Un volet pilote a débuté en juillet pour s’assurer que le projet est faisable et acceptable. D’ici un an et demi, un essai clinique devrait être lancé pour tester l’efficacité de la réalité virtuelle contre la douleur et l’anxiété.

« On voulait rendre le processus médical plus humanisant en offrant une option non pharmacologique, explique Sylvie Le May, infirmière et chercheuse principale. Ce sont de procédures qui ne durent pas longtemps, mais qui sont anxiogènes. Ça peut être douloureux, oui, mais c’est surtout beaucoup d’appréhension. » Qui plus est, rappelle-t-elle, des études ont montré que plus l’anxiété est élevée, plus la douleur l’est aussi.

« Le but, résume-t-elle, c’est vraiment de dévier l’attention de la procédure. »

Capter l’attention de l’enfant

Au-delà de la télévision, de la tablette et du téléphone, la réalité virtuelle a le don de capter l’attention, souligne le Dr Jean-Simon Fortin, médecin d’urgence et propriétaire de l’entreprise Oniric Interactive. Il assure la partie technique du projet et le lien entre le CHU Sainte-Justine et l’équipe de développement du jeu. La réalité virtuelle permet aussi de couper l’enfant du son ambiant de la salle (dont les pleurs des autres enfants !) et de sortir les instruments de chirurgie à l’abri du regard des petits, dit-il.

« On coupe complètement l’enfant du monde dans lequel il est pour l’envoyer ailleurs », résume le Dr Jean-Simon Fortin.

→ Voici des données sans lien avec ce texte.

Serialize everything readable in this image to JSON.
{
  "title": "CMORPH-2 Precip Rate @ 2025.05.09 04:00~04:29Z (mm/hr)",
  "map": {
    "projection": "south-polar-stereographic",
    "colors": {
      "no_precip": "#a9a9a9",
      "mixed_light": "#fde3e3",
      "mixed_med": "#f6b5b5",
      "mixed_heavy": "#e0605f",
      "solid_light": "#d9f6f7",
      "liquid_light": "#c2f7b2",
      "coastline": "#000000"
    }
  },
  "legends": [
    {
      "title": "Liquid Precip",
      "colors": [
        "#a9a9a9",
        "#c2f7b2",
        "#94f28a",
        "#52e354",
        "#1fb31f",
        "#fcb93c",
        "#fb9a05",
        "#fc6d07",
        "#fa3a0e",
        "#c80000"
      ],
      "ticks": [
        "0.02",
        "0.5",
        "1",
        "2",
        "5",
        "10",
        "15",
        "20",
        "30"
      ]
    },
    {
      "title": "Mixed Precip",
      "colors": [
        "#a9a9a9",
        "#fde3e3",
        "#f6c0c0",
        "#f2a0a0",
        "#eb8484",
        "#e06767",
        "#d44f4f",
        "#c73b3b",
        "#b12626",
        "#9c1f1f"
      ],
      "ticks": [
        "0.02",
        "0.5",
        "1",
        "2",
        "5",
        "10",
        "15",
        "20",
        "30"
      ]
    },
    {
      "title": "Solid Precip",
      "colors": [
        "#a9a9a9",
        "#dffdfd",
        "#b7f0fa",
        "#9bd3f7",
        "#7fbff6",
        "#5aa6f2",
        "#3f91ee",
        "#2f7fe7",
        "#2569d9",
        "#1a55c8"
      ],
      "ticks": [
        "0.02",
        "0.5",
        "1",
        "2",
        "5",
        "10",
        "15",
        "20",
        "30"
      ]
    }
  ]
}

Cet « ailleurs », c’est l’univers du jeu Dreamland, créé spécialement pour le projet par une équipe de l’Université du Québec en Abitibi-Témiscamingue. Utilisé avec le casque de réalité virtuelle Oculus Rift, le jeu Dreamland consiste à lancer des balles rouges sur des ballons, des diamants et des caissons et d’accumuler des points, à son rythme, sans pression.

« Ce n’est pas comme un jeu commercial où on peut échouer et où on est obligé de recommencer ; c’est un jeu sans échec », explique le Dr Fortin. Le jeu tâche aussi d’atteindre un juste équilibre entre l’engagement de l’enfant (maintenir son attention) et son confort (limiter les risques d’étourdissements ou de nausées), dit-il.

À ce stade-ci du projet-pilote, la réception des enfants est très bonne, « mieux qu’on espérait », se réjouit Sylvie Le May.

L’étudiante au doctorat Christelle Khadra s’enthousiasme lorsqu’elle nous parle de ce garçon de 7 ans, brûlé à la main, qui hurlait tant il ne voulait pas que le médecin examine sa blessure. « Quand il a commencé à jouer, la résidente a commencé à lui bouger la main. Aucune douleur, aucun cri ; il était tout à fait absorbé par le jeu », dit-elle. Au terme de l’expérience, le petit garçon avait déjà hâte à sa prochaine visite à l’hôpital…

Souvent, les enfants qui viennent subir ces interventions anxiogènes en sont à leurs toutes premières visites à l’hôpital. Si la réalité virtuelle peut rendre ces premières expériences moins traumatisantes, voire agréables, ce sera mission accomplie, conclut l’équipe de chercheurs.